I listened to the story and wiped away a tear. I had recently spent a few weeks in the hospital and my family had remained at my side around the clock. I felt grateful for what I had, and pitied her for being so alone.
“We spoke on the phone every day and our relationship continued to develop. Somehow, the house did not seem so empty anymore.” Shmuel paused for a few moments, to gather his thoughts.  “One day I received a letter, containing a photo with a short note. ‘Are you still interested in meeting this woman?’ it said.
“I was shocked. Forty years ago, Chana had been a young vibrant girl. Today – well – the picture she sent me was of a wizened old woman with wrinkled skin and crows feet around the eyes. If I hadn’t known that it was her, I would have never recognized her. Of course, I’ve also grown a bit older over the years,” he smiled, “but it is shocking to see such a drastic change in another person. But I was still interested in continuing the relationship.
“We arranged to meet, and I flew to New York to spend a few weeks with her. What can I tell you? We hit it off perfectly. It wasn’t long before we started discussing marriage. After all,” he laughed, “at my age one really can’t afford to wait too long.”
“But that was when I was in for a shock.” Shmuel had to pause for a few moments to organize his thoughts before he could continue.
“‘Shmuel,’ she began, ‘as much as I feel close to you and enjoy every moment that I am with you, I cannot marry you.’
“’Why not?’ I asked, dumbfounded. Everything had seemed perfect.
“’I’m a professional,’ she explained. ‘And I earn a lot of money. I cannot marry a man who earns less than I earn.’
“’But I have enough money put aside for us to live comfortably for the rest of our lives,’ I argued. ‘What difference does it really make?’
“’I know that I’ll never be able to fully respect a man who earns less than I earn. I have a very prestigious job and I’ve worked my way up the ladder of success.  You’re retired after spending years running a yeshiva office. It would be step down for me to marry a man with a job like that, who had never made it in the professional world. I just can’t bring myself to do such a thing.’ 
“’But Chana,’ I argued, ‘if you were ill, would I come to visit you in the hospital?”
“’Shmuel,’ she replied, her eyes flooding with tears, ‘of course you would be there for me. I know you well, and you would stay with me day and night. You wouldn’t leave me for a moment.’
“’Isn’t that worth something?’ I asked.

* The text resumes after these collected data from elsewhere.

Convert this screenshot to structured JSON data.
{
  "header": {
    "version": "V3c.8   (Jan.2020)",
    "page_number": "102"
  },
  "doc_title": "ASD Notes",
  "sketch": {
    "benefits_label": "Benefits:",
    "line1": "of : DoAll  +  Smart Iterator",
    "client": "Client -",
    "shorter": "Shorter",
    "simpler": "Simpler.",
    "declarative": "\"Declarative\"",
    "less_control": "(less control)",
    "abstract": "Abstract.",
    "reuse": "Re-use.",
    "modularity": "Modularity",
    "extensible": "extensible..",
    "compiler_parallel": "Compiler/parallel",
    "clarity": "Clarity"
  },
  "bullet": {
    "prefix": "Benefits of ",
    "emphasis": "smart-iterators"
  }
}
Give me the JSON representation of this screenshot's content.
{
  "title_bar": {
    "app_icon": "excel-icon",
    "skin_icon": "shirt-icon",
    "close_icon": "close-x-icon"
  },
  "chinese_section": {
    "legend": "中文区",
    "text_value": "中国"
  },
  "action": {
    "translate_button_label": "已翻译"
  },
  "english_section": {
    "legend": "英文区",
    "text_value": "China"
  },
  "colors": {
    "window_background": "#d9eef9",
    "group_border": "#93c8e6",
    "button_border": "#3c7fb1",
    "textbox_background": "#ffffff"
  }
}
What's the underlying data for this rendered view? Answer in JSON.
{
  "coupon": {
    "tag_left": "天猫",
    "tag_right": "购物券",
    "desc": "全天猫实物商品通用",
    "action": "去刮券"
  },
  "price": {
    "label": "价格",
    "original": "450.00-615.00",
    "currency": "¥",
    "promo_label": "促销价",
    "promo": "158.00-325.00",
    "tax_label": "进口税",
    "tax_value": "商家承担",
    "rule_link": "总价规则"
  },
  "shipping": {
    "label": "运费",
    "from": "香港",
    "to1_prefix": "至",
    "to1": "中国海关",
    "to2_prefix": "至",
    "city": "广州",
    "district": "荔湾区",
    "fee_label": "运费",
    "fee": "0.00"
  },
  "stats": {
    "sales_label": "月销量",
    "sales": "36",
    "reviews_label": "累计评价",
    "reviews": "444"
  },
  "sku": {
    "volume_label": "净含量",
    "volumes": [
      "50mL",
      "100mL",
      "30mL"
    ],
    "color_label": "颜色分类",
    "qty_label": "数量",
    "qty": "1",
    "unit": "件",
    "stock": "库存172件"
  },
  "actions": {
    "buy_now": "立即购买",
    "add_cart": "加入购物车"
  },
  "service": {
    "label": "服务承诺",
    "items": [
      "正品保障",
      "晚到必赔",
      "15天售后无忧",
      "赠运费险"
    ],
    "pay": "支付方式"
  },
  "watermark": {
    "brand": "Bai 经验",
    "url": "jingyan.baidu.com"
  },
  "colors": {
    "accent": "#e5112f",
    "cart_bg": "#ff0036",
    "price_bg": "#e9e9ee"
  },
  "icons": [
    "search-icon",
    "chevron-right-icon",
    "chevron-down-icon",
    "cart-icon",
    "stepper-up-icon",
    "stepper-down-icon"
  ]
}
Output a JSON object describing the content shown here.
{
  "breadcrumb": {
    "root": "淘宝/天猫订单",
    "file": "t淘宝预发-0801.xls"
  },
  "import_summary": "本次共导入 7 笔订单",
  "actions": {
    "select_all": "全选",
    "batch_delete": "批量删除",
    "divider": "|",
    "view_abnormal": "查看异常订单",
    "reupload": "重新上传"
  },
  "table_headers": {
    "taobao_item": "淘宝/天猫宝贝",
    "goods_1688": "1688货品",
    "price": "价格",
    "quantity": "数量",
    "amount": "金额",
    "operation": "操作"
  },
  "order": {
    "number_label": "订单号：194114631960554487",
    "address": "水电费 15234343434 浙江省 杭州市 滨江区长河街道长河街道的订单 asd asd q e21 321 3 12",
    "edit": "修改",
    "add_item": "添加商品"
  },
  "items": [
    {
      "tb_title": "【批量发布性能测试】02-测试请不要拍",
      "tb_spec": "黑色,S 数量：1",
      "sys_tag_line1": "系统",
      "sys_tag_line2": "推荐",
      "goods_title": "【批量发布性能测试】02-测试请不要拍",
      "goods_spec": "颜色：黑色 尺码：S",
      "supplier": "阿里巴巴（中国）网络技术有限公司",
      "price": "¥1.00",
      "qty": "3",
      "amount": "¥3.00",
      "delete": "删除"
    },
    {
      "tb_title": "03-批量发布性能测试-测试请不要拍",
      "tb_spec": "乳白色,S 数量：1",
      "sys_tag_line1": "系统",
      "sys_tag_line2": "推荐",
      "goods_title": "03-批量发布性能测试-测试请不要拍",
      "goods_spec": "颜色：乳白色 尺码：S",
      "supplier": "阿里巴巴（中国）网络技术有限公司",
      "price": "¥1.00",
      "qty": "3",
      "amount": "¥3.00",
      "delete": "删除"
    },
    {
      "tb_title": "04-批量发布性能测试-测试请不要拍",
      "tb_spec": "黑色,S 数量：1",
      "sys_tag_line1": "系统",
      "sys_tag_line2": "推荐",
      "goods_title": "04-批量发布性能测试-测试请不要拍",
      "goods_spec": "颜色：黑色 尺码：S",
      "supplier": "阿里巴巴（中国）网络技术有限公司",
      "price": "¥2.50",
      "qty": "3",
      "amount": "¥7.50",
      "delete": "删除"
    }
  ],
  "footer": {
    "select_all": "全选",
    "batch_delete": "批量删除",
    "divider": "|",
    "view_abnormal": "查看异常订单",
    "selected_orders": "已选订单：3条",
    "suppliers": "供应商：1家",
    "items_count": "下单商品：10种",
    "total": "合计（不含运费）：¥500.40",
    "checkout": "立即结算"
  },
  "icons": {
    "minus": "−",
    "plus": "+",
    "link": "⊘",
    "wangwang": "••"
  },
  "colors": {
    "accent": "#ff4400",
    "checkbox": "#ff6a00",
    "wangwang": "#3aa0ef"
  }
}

I wanted to show her that marriage was built on devotion, loyalty, love – things that are far more meaningful than a pay check and a prestigious job.
“’Yes, that is worth a lot – an awful lot, more than I can imagine. But as much as I care for you, and would like to marry you, I can’t. I can’t bring myself to marry a man who earns less than I do.’
“And that was the last time I ever saw her. She’s not young. She’s close to sixty. I still care for her – deeply – and I hope that someday she’ll find that perfect man. I really do. I want her to find happiness, although it is already much too late for her to build a family. But for some reason, I doubt if she ever will.
“Anyway, that’s why I’m here this Shabbat, instead of in my own home.  I just couldn’t face the emptiness; the loneliness.”
After hearing Shmuel’s story, there was really little that either my husband or I could say. I quickly cleaned up what was left of the dishes, and retired for the night.
The next morning, my children were surprised at how strongly I hugged them.